La honestidad es el resultado de una elección personal. Es una manera de actuar que adoptamos libremente porque consideramos que es lo mejor.
Ser honesto significa decidir que vamos a conducirnos con rectitud, justicia y honradez frente a los desafíos que nos plantea la realidad; quiere decir que no vamos a mentir, robar, engañar o hacer trampa, aún cuando esto nos pueda producir algún beneficio.
Y con todo esto en la cabeza, lo lógico es reconocer que todos estamos capacitados para reconocer qué acciones son buenas y distinguirlas de las malas: nos lo dice nuestro pensamiento y corazón.

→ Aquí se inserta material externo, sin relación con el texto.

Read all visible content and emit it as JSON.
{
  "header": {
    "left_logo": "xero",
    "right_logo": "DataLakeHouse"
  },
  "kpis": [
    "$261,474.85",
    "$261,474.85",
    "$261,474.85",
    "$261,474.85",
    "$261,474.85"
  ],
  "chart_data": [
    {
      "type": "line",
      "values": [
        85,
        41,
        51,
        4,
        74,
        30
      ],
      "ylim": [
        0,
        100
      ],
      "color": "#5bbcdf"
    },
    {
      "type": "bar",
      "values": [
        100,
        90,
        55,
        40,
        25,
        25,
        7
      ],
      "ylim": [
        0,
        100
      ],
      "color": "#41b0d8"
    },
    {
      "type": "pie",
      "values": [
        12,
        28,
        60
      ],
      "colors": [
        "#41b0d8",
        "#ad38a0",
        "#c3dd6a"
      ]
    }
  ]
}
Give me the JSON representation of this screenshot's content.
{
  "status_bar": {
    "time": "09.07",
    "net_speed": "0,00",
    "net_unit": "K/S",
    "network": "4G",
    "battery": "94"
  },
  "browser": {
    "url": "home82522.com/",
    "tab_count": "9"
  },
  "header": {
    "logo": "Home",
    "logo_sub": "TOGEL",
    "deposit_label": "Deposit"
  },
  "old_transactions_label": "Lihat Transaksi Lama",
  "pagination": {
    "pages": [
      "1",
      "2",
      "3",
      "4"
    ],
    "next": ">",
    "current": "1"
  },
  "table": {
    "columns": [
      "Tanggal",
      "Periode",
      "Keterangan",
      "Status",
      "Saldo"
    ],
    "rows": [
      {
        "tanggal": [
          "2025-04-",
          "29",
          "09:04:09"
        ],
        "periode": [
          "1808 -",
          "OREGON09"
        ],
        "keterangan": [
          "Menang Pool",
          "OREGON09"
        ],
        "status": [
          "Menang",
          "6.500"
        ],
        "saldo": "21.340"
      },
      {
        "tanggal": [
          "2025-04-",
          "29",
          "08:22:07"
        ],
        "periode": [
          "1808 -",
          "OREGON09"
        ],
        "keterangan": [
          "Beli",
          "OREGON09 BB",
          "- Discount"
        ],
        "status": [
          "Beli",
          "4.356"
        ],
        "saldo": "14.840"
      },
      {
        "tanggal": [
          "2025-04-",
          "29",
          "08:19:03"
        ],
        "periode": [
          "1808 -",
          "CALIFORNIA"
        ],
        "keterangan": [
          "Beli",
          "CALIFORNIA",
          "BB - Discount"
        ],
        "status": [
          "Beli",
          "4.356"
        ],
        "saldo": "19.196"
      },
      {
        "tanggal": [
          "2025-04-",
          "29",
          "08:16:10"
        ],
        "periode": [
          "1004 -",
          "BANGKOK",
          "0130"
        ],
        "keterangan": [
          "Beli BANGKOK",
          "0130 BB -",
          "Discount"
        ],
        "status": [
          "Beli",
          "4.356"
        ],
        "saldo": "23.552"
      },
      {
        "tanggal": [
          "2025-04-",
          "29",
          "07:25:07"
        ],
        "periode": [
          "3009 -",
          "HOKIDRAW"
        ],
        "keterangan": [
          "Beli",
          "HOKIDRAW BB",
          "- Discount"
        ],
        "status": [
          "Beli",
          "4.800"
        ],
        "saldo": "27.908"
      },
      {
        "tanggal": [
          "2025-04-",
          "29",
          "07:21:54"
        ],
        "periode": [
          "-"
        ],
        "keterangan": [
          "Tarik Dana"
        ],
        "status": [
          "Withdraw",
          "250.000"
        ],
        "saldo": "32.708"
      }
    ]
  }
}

Por eso, al ver el día a día, y reconocer en personas que conozco la falta de lealtad, el olvido de la palabra empeñada y el compromiso olvidado, mi indignación crece y se multiplica, pues sacrificamos esos valores que han sostenido a la humanidad por el ansia de poder, la acumulación de bienes o porque otros nos susurran al oído lo que contienen sus podridos corazones.
Lo peor es ver como esas personas sin personalidad se dejan arrastrar justificándose en el argumento de “me lo han pedido”, para traicionar a quienes le han apoyado, con quienes se han comprometido y antes quienes han perdido y reconocido su derrota, pero, por el “asesoramiento de otros” deciden enfrascarse en una lucha de poder, donde la mayor pérdida será la renuncia a esos valores que se quieren inculcar en sus propios hijos, en las generaciones más jóvenes.
Ahora me pregunto: ¿de qué nos sirve ganar fama, poder y dinero, si lo más importante, nuestra integridad, se ha perdido en el camino? Recordemos que tanto lo mucho como lo poco siempre se hará visible.